India's top drugmaker and fifth largest in generics globally saw net profit plunge 60% in the first quarter of its financial year as it absorbed costs from its takeover of Ranbaxy Laboratories earlier in 2015, but founder and managing director Dilip Shanghvi pledged that integration would eventually bring greater rewards.
Sun said that in the first full quarter since it bought Ranbaxy Laboratories in an all-share deal from Japan's Daiichi Sankyo valued around $4 billion, net profit slid to INR4.79 billion ($74.5 million) in the quarter ended June 30, from INR12 billion in the same period a year earlier, on revenues that grew just 3% to INR65.2 billion, using adjusted figures.
But on an Aug. 10 earnings call with analysts, Shanghvi confirmed much of a July 20 warning on earnings of flat revenues and costs to overhaul operations and fix plants now under ban or scrutiny by the U.S. FDA. The surprise warning saw shares plunge--but then rebound as word on the street was that the company had a solid recovery plan that would build on all of the assets.
On Tuesday, Shanghvi said that the plan to bring all of the resources together was on track.
"Our focus has been to find a way to achieve these synergies as early as possible," he said. "And we are only talking about recurring synergies in this number. We are not talking about one-time synergy. So I would say that a large part of this synergy will come from procurement, then revenue synergy, productivity improvement and longer term I think major success we will be able to drive is from productivity increase in our R&D, so that we can file more complex and more products globally."
Shanghvi, who was dubbed India's richest man earlier this year after the acquisition, hinted that cultural issues between the companies also played a part.
"We acquired a sizeable business that was run very differently from the way in which the Sun business is run," Shanghvi said. In 2013, Ranbaxy pleaded guilty to charges in the U.S. of selling adulterated drugs and agreed to a record $500 million fine and other steps in a consent agreement with the U.S. Department of Justice.
He also said that investors should be open to more costs related to the transaction.
"Some one-off charges would continue in the near future but we expect the magnitude of the charges to be significantly less going forward," he said.
In April, Daiichi Sankyo sold its remaining 8.9% stake in Sun, exiting a deal that saw it purchase Ranbaxy for $4.6 billion in 2008 to expand globally only to run into a storm of manufacturing and management woes.
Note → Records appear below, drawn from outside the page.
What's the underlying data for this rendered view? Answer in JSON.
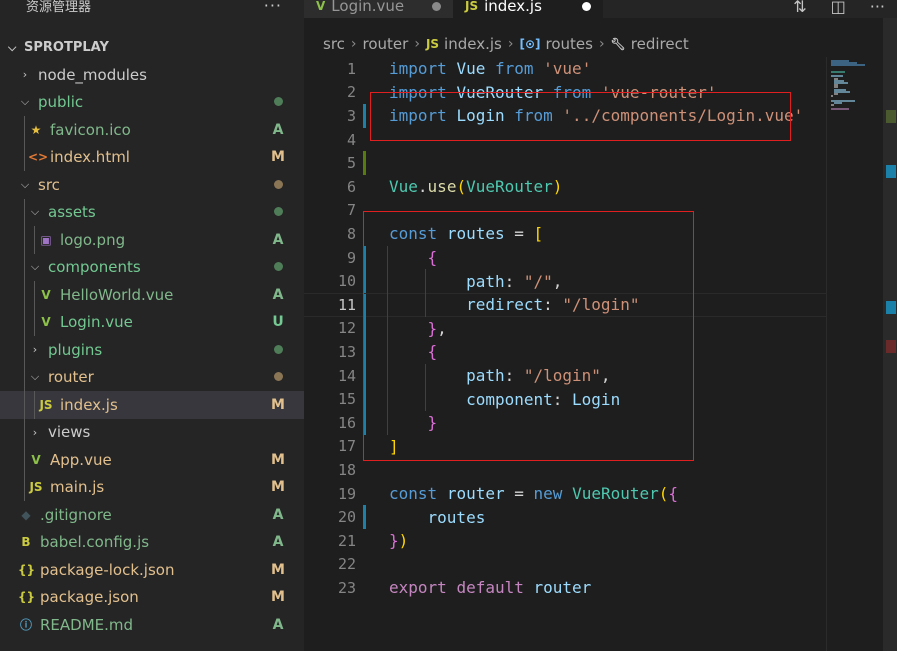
{
  "explorer": {
    "title": "资源管理器",
    "more_label": "···",
    "project": "SPROTPLAY",
    "items": [
      {
        "label": "node_modules",
        "kind": "folder",
        "open": false,
        "depth": 1,
        "status": "",
        "dot": "",
        "color": "#cccccc",
        "icon": ""
      },
      {
        "label": "public",
        "kind": "folder",
        "open": true,
        "depth": 1,
        "status": "",
        "dot": "#4e7d58",
        "color": "#73c991",
        "icon": ""
      },
      {
        "label": "favicon.ico",
        "kind": "file",
        "depth": 2,
        "status": "A",
        "dot": "",
        "color": "#81b88b",
        "icon": "★",
        "icon_color": "#e8c03f"
      },
      {
        "label": "index.html",
        "kind": "file",
        "depth": 2,
        "status": "M",
        "dot": "",
        "color": "#e2c08d",
        "icon": "<>",
        "icon_color": "#e37933"
      },
      {
        "label": "src",
        "kind": "folder",
        "open": true,
        "depth": 1,
        "status": "",
        "dot": "#8a7554",
        "color": "#e2c08d",
        "icon": ""
      },
      {
        "label": "assets",
        "kind": "folder",
        "open": true,
        "depth": 2,
        "status": "",
        "dot": "#4e7d58",
        "color": "#73c991",
        "icon": ""
      },
      {
        "label": "logo.png",
        "kind": "file",
        "depth": 3,
        "status": "A",
        "dot": "",
        "color": "#81b88b",
        "icon": "▣",
        "icon_color": "#a074c4"
      },
      {
        "label": "components",
        "kind": "folder",
        "open": true,
        "depth": 2,
        "status": "",
        "dot": "#4e7d58",
        "color": "#73c991",
        "icon": ""
      },
      {
        "label": "HelloWorld.vue",
        "kind": "file",
        "depth": 3,
        "status": "A",
        "dot": "",
        "color": "#81b88b",
        "icon": "V",
        "icon_color": "#8dc149"
      },
      {
        "label": "Login.vue",
        "kind": "file",
        "depth": 3,
        "status": "U",
        "dot": "",
        "color": "#73c991",
        "icon": "V",
        "icon_color": "#8dc149"
      },
      {
        "label": "plugins",
        "kind": "folder",
        "open": false,
        "depth": 2,
        "status": "",
        "dot": "#4e7d58",
        "color": "#73c991",
        "icon": ""
      },
      {
        "label": "router",
        "kind": "folder",
        "open": true,
        "depth": 2,
        "status": "",
        "dot": "#8a7554",
        "color": "#e2c08d",
        "icon": ""
      },
      {
        "label": "index.js",
        "kind": "file",
        "depth": 3,
        "status": "M",
        "dot": "",
        "color": "#e2c08d",
        "icon": "JS",
        "icon_color": "#cbcb41",
        "selected": true
      },
      {
        "label": "views",
        "kind": "folder",
        "open": false,
        "depth": 2,
        "status": "",
        "dot": "",
        "color": "#cccccc",
        "icon": ""
      },
      {
        "label": "App.vue",
        "kind": "file",
        "depth": 2,
        "status": "M",
        "dot": "",
        "color": "#e2c08d",
        "icon": "V",
        "icon_color": "#8dc149"
      },
      {
        "label": "main.js",
        "kind": "file",
        "depth": 2,
        "status": "M",
        "dot": "",
        "color": "#e2c08d",
        "icon": "JS",
        "icon_color": "#cbcb41"
      },
      {
        "label": ".gitignore",
        "kind": "file",
        "depth": 1,
        "status": "A",
        "dot": "",
        "color": "#81b88b",
        "icon": "◆",
        "icon_color": "#41535b"
      },
      {
        "label": "babel.config.js",
        "kind": "file",
        "depth": 1,
        "status": "A",
        "dot": "",
        "color": "#81b88b",
        "icon": "B",
        "icon_color": "#cbcb41"
      },
      {
        "label": "package-lock.json",
        "kind": "file",
        "depth": 1,
        "status": "M",
        "dot": "",
        "color": "#e2c08d",
        "icon": "{}",
        "icon_color": "#cbcb41"
      },
      {
        "label": "package.json",
        "kind": "file",
        "depth": 1,
        "status": "M",
        "dot": "",
        "color": "#e2c08d",
        "icon": "{}",
        "icon_color": "#cbcb41"
      },
      {
        "label": "README.md",
        "kind": "file",
        "depth": 1,
        "status": "A",
        "dot": "",
        "color": "#81b88b",
        "icon": "ⓘ",
        "icon_color": "#519aba"
      }
    ]
  },
  "tabs": [
    {
      "label": "Login.vue",
      "icon": "V",
      "icon_color": "#8dc149",
      "active": false
    },
    {
      "label": "index.js",
      "icon": "JS",
      "icon_color": "#cbcb41",
      "active": true
    }
  ],
  "editor_actions": {
    "compare": "⇅",
    "split": "◫",
    "more": "···"
  },
  "breadcrumb": {
    "parts": [
      "src",
      "router",
      "index.js",
      "routes",
      "redirect"
    ],
    "icons": [
      "",
      "",
      "JS",
      "[⊙]",
      "🔧"
    ]
  },
  "editor": {
    "current_line": 11,
    "lines": [
      {
        "n": "1",
        "tokens": [
          [
            "k",
            "import"
          ],
          [
            "p",
            " "
          ],
          [
            "v",
            "Vue"
          ],
          [
            "p",
            " "
          ],
          [
            "k",
            "from"
          ],
          [
            "p",
            " "
          ],
          [
            "s",
            "'vue'"
          ]
        ]
      },
      {
        "n": "2",
        "tokens": [
          [
            "k",
            "import"
          ],
          [
            "p",
            " "
          ],
          [
            "v",
            "VueRouter"
          ],
          [
            "p",
            " "
          ],
          [
            "k",
            "from"
          ],
          [
            "p",
            " "
          ],
          [
            "s",
            "'vue-router'"
          ]
        ]
      },
      {
        "n": "3",
        "tokens": [
          [
            "k",
            "import"
          ],
          [
            "p",
            " "
          ],
          [
            "v",
            "Login"
          ],
          [
            "p",
            " "
          ],
          [
            "k",
            "from"
          ],
          [
            "p",
            " "
          ],
          [
            "s",
            "'../components/Login.vue'"
          ]
        ]
      },
      {
        "n": "4",
        "tokens": []
      },
      {
        "n": "5",
        "tokens": []
      },
      {
        "n": "6",
        "tokens": [
          [
            "t",
            "Vue"
          ],
          [
            "p",
            "."
          ],
          [
            "f",
            "use"
          ],
          [
            "br",
            "("
          ],
          [
            "t",
            "VueRouter"
          ],
          [
            "br",
            ")"
          ]
        ]
      },
      {
        "n": "7",
        "tokens": []
      },
      {
        "n": "8",
        "tokens": [
          [
            "k",
            "const"
          ],
          [
            "p",
            " "
          ],
          [
            "v",
            "routes"
          ],
          [
            "p",
            " = "
          ],
          [
            "br",
            "["
          ]
        ]
      },
      {
        "n": "9",
        "tokens": [
          [
            "p",
            "    "
          ],
          [
            "br2",
            "{"
          ]
        ]
      },
      {
        "n": "10",
        "tokens": [
          [
            "p",
            "        "
          ],
          [
            "v",
            "path"
          ],
          [
            "p",
            ": "
          ],
          [
            "s",
            "\"/\""
          ],
          [
            "p",
            ","
          ]
        ]
      },
      {
        "n": "11",
        "tokens": [
          [
            "p",
            "        "
          ],
          [
            "v",
            "redirect"
          ],
          [
            "p",
            ": "
          ],
          [
            "s",
            "\"/login\""
          ]
        ]
      },
      {
        "n": "12",
        "tokens": [
          [
            "p",
            "    "
          ],
          [
            "br2",
            "}"
          ],
          [
            "p",
            ","
          ]
        ]
      },
      {
        "n": "13",
        "tokens": [
          [
            "p",
            "    "
          ],
          [
            "br2",
            "{"
          ]
        ]
      },
      {
        "n": "14",
        "tokens": [
          [
            "p",
            "        "
          ],
          [
            "v",
            "path"
          ],
          [
            "p",
            ": "
          ],
          [
            "s",
            "\"/login\""
          ],
          [
            "p",
            ","
          ]
        ]
      },
      {
        "n": "15",
        "tokens": [
          [
            "p",
            "        "
          ],
          [
            "v",
            "component"
          ],
          [
            "p",
            ": "
          ],
          [
            "v",
            "Login"
          ]
        ]
      },
      {
        "n": "16",
        "tokens": [
          [
            "p",
            "    "
          ],
          [
            "br2",
            "}"
          ]
        ]
      },
      {
        "n": "17",
        "tokens": [
          [
            "br",
            "]"
          ]
        ]
      },
      {
        "n": "18",
        "tokens": []
      },
      {
        "n": "19",
        "tokens": [
          [
            "k",
            "const"
          ],
          [
            "p",
            " "
          ],
          [
            "v",
            "router"
          ],
          [
            "p",
            " = "
          ],
          [
            "k",
            "new"
          ],
          [
            "p",
            " "
          ],
          [
            "t",
            "VueRouter"
          ],
          [
            "br",
            "("
          ],
          [
            "br2",
            "{"
          ]
        ]
      },
      {
        "n": "20",
        "tokens": [
          [
            "p",
            "    "
          ],
          [
            "v",
            "routes"
          ]
        ]
      },
      {
        "n": "21",
        "tokens": [
          [
            "br2",
            "}"
          ],
          [
            "br",
            ")"
          ]
        ]
      },
      {
        "n": "22",
        "tokens": []
      },
      {
        "n": "23",
        "tokens": [
          [
            "kc",
            "export"
          ],
          [
            "p",
            " "
          ],
          [
            "kc",
            "default"
          ],
          [
            "p",
            " "
          ],
          [
            "v",
            "router"
          ]
        ]
      }
    ]
  },
  "colors": {
    "highlight_box": "#e02020",
    "git_added": "#587c0c",
    "git_modified": "#1b81a8"
  }
}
In July, Sun outlined a plan to work triage on four Ranbaxy manufacturing plants banned by the U.S. FDA in the past 5 years. And that may mean one unit may not make it, the Economic Times reported.
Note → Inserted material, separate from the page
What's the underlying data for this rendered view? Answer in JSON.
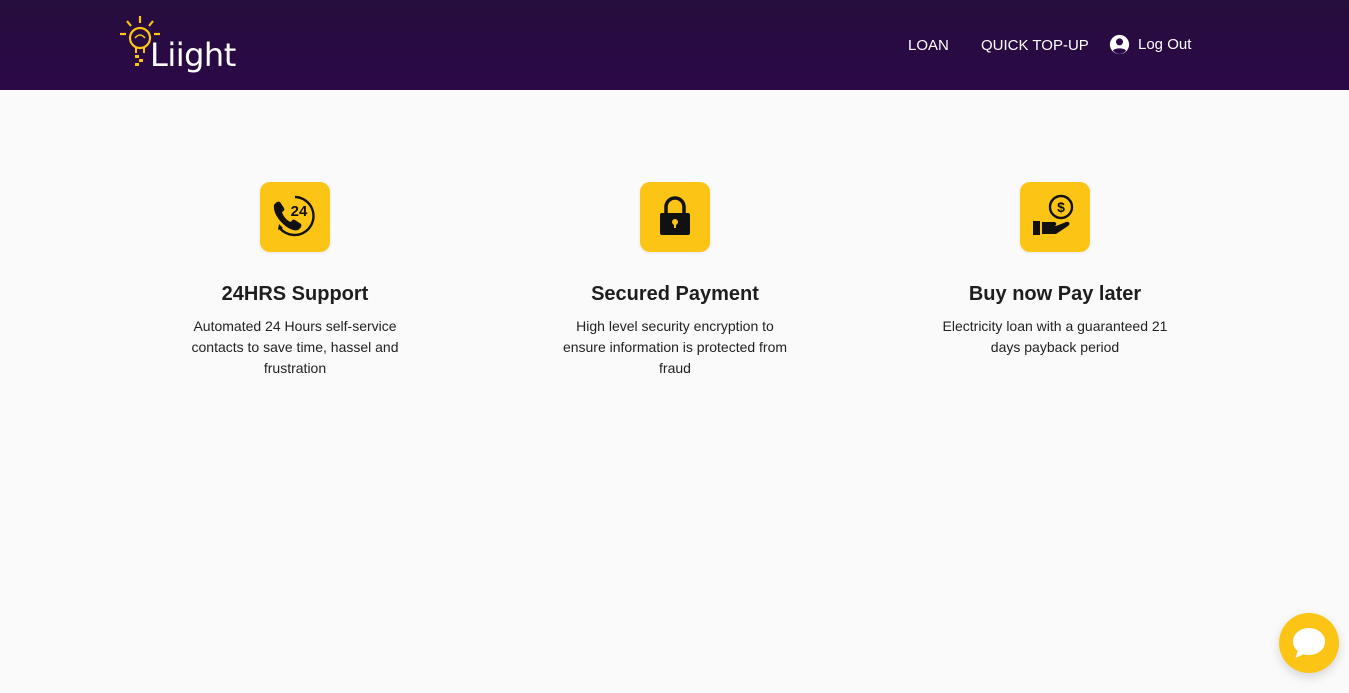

The plan now is to get the plants in Mohali, Dewas and Toansa back online in an orderly fashion, placing a priority on Mohali, and leaving the plant in Poanta Sahib to take down its former lead role to the U.S. market and keep producing for other markets, including the World Health Organization as well as Europe and Australia, the Economic Times said.
In addition to the Ranbaxy unit, a plant owned by Sun at Halol also has to clear U.S. FDA regulatory hurdles.